Written by Michaela S., DRIME Vancouver member
It was a brisk night in Autumn, and I wasn’t solely shaking due to the cold. I had a buzz running through my body, like I often do on ministry nights. I approached a man sitting on a bench with his dog, and our banter remained fairly light, until he asked me what the dramas going on in the background were all about. After I told him that the man in white depicted Jesus, he told me something about himself and asked me, “Do you think I’m going to hell?” My light-hearted demeanour almost instantly disappeared. At the same time, I sensed that his pointed question came from hurt and rejection from the church.
I told him that if he desired an honest answer, it was necessary for me to give him a glimpse into God’s character. I told him that I don’t believe what he told me equates with going to hell, but what I do believe results in eternal separation from God is not putting sole faith in Jesus. In the nature of being honest, I told him that his question made me uncomfortable. He matched my honesty and became even more vulnerable with me, opening up about how he’s been hurt and rejected from people involved in organized religion.
I noticed that even though the tone of our conversation started off very serious, the overarching tonethrough this very raw and real human interaction was love. He even mentioned at the end that this was the most pleasant conversation he had ever had about this topic before. And I believe it was because I didn’t solely give him what he was originally asking for. Although he seemingly wanted a yes or no answer, I sensed that what his heart was truly yearning for, was God to be reintroduced to him through acceptance. He’s never known that type of God.

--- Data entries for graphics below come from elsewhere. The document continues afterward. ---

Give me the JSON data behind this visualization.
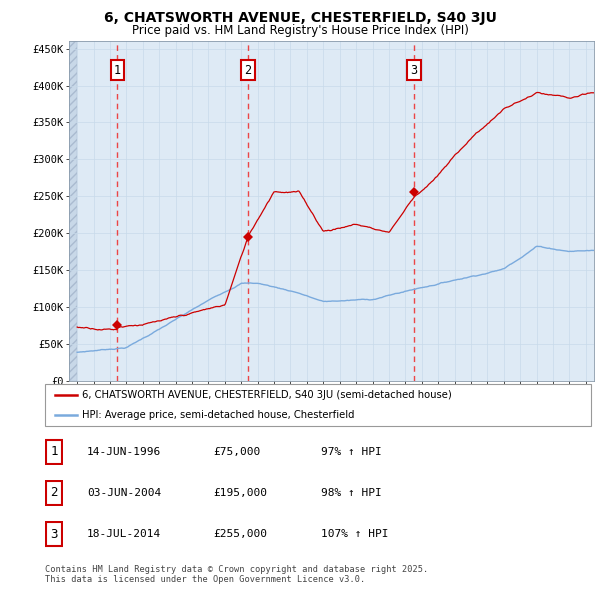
{
  "title_line1": "6, CHATSWORTH AVENUE, CHESTERFIELD, S40 3JU",
  "title_line2": "Price paid vs. HM Land Registry's House Price Index (HPI)",
  "ylabel_ticks": [
    "£0",
    "£50K",
    "£100K",
    "£150K",
    "£200K",
    "£250K",
    "£300K",
    "£350K",
    "£400K",
    "£450K"
  ],
  "ytick_values": [
    0,
    50000,
    100000,
    150000,
    200000,
    250000,
    300000,
    350000,
    400000,
    450000
  ],
  "ylim": [
    0,
    460000
  ],
  "xlim_start": 1993.5,
  "xlim_end": 2025.5,
  "sale_points": [
    {
      "year": 1996.45,
      "price": 75000,
      "label": "1"
    },
    {
      "year": 2004.42,
      "price": 195000,
      "label": "2"
    },
    {
      "year": 2014.54,
      "price": 255000,
      "label": "3"
    }
  ],
  "legend_red": "6, CHATSWORTH AVENUE, CHESTERFIELD, S40 3JU (semi-detached house)",
  "legend_blue": "HPI: Average price, semi-detached house, Chesterfield",
  "table_rows": [
    {
      "num": "1",
      "date": "14-JUN-1996",
      "price": "£75,000",
      "hpi": "97% ↑ HPI"
    },
    {
      "num": "2",
      "date": "03-JUN-2004",
      "price": "£195,000",
      "hpi": "98% ↑ HPI"
    },
    {
      "num": "3",
      "date": "18-JUL-2014",
      "price": "£255,000",
      "hpi": "107% ↑ HPI"
    }
  ],
  "footnote": "Contains HM Land Registry data © Crown copyright and database right 2025.\nThis data is licensed under the Open Government Licence v3.0.",
  "red_color": "#cc0000",
  "blue_color": "#7aaadd",
  "vline_color": "#ee3333",
  "grid_color": "#c8daea",
  "bg_plot": "#deeaf5",
  "hatch_bg": "#c8d8e8"
}
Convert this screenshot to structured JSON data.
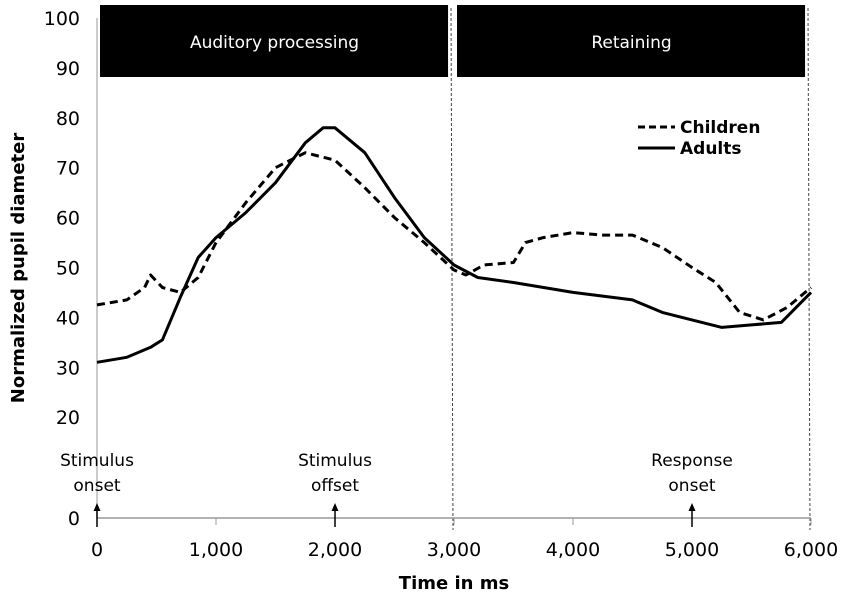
{
  "chart_data": {
    "type": "line",
    "xlabel": "Time in ms",
    "ylabel": "Normalized pupil diameter",
    "xlim": [
      0,
      6000
    ],
    "ylim": [
      0,
      100
    ],
    "y_axis_break": [
      0,
      20
    ],
    "xticks": [
      0,
      1000,
      2000,
      3000,
      4000,
      5000,
      6000
    ],
    "xtick_labels": [
      "0",
      "1,000",
      "2,000",
      "3,000",
      "4,000",
      "5,000",
      "6,000"
    ],
    "yticks": [
      0,
      20,
      30,
      40,
      50,
      60,
      70,
      80,
      90,
      100
    ],
    "ytick_labels": [
      "0",
      "20",
      "30",
      "40",
      "50",
      "60",
      "70",
      "80",
      "90",
      "100"
    ],
    "grid": false,
    "legend_position": "top-right",
    "phases": [
      {
        "label": "Auditory processing",
        "start": 0,
        "end": 2950
      },
      {
        "label": "Retaining",
        "start": 3000,
        "end": 5950
      }
    ],
    "phase_boundaries": [
      3000,
      6000
    ],
    "annotations": [
      {
        "x": 0,
        "line1": "Stimulus",
        "line2": "onset"
      },
      {
        "x": 2000,
        "line1": "Stimulus",
        "line2": "offset"
      },
      {
        "x": 5000,
        "line1": "Response",
        "line2": "onset"
      }
    ],
    "series": [
      {
        "name": "Children",
        "style": "dashed",
        "color": "#000000",
        "x": [
          0,
          250,
          400,
          450,
          550,
          700,
          850,
          1000,
          1250,
          1500,
          1750,
          2000,
          2250,
          2500,
          2750,
          3000,
          3100,
          3250,
          3500,
          3600,
          3750,
          4000,
          4250,
          4500,
          4750,
          5000,
          5200,
          5400,
          5600,
          5800,
          6000
        ],
        "y": [
          42.5,
          43.5,
          46,
          48.5,
          46,
          45,
          48,
          55,
          63,
          70,
          73,
          71.5,
          66,
          60,
          55,
          49.5,
          48.5,
          50.5,
          51,
          55,
          56,
          57,
          56.5,
          56.5,
          54,
          50,
          47,
          41,
          39.5,
          42,
          46
        ]
      },
      {
        "name": "Adults",
        "style": "solid",
        "color": "#000000",
        "x": [
          0,
          250,
          450,
          550,
          700,
          850,
          1000,
          1250,
          1500,
          1750,
          1900,
          2000,
          2250,
          2500,
          2750,
          3000,
          3200,
          3500,
          4000,
          4500,
          4750,
          5000,
          5250,
          5500,
          5750,
          6000
        ],
        "y": [
          31,
          32,
          34,
          35.5,
          44,
          52,
          56,
          61,
          67,
          75,
          78,
          78,
          73,
          64,
          56,
          50.5,
          48,
          47,
          45,
          43.5,
          41,
          39.5,
          38,
          38.5,
          39,
          45
        ]
      }
    ]
  }
}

So all this to say; listen. Not only to what people are saying, but to what motivates them to ask the questions they ask. So often our job is to reintroduce people to Christ, because all they know Him to be is a “God of fear and hate”. In doing that, it’s not so much about what we say, but in how we listen. They may have an idea of how we might respond based on negative experiences with Christians in their past, but we are to take the hurt, take their defence, and give them a glimpse into an interaction with Christ.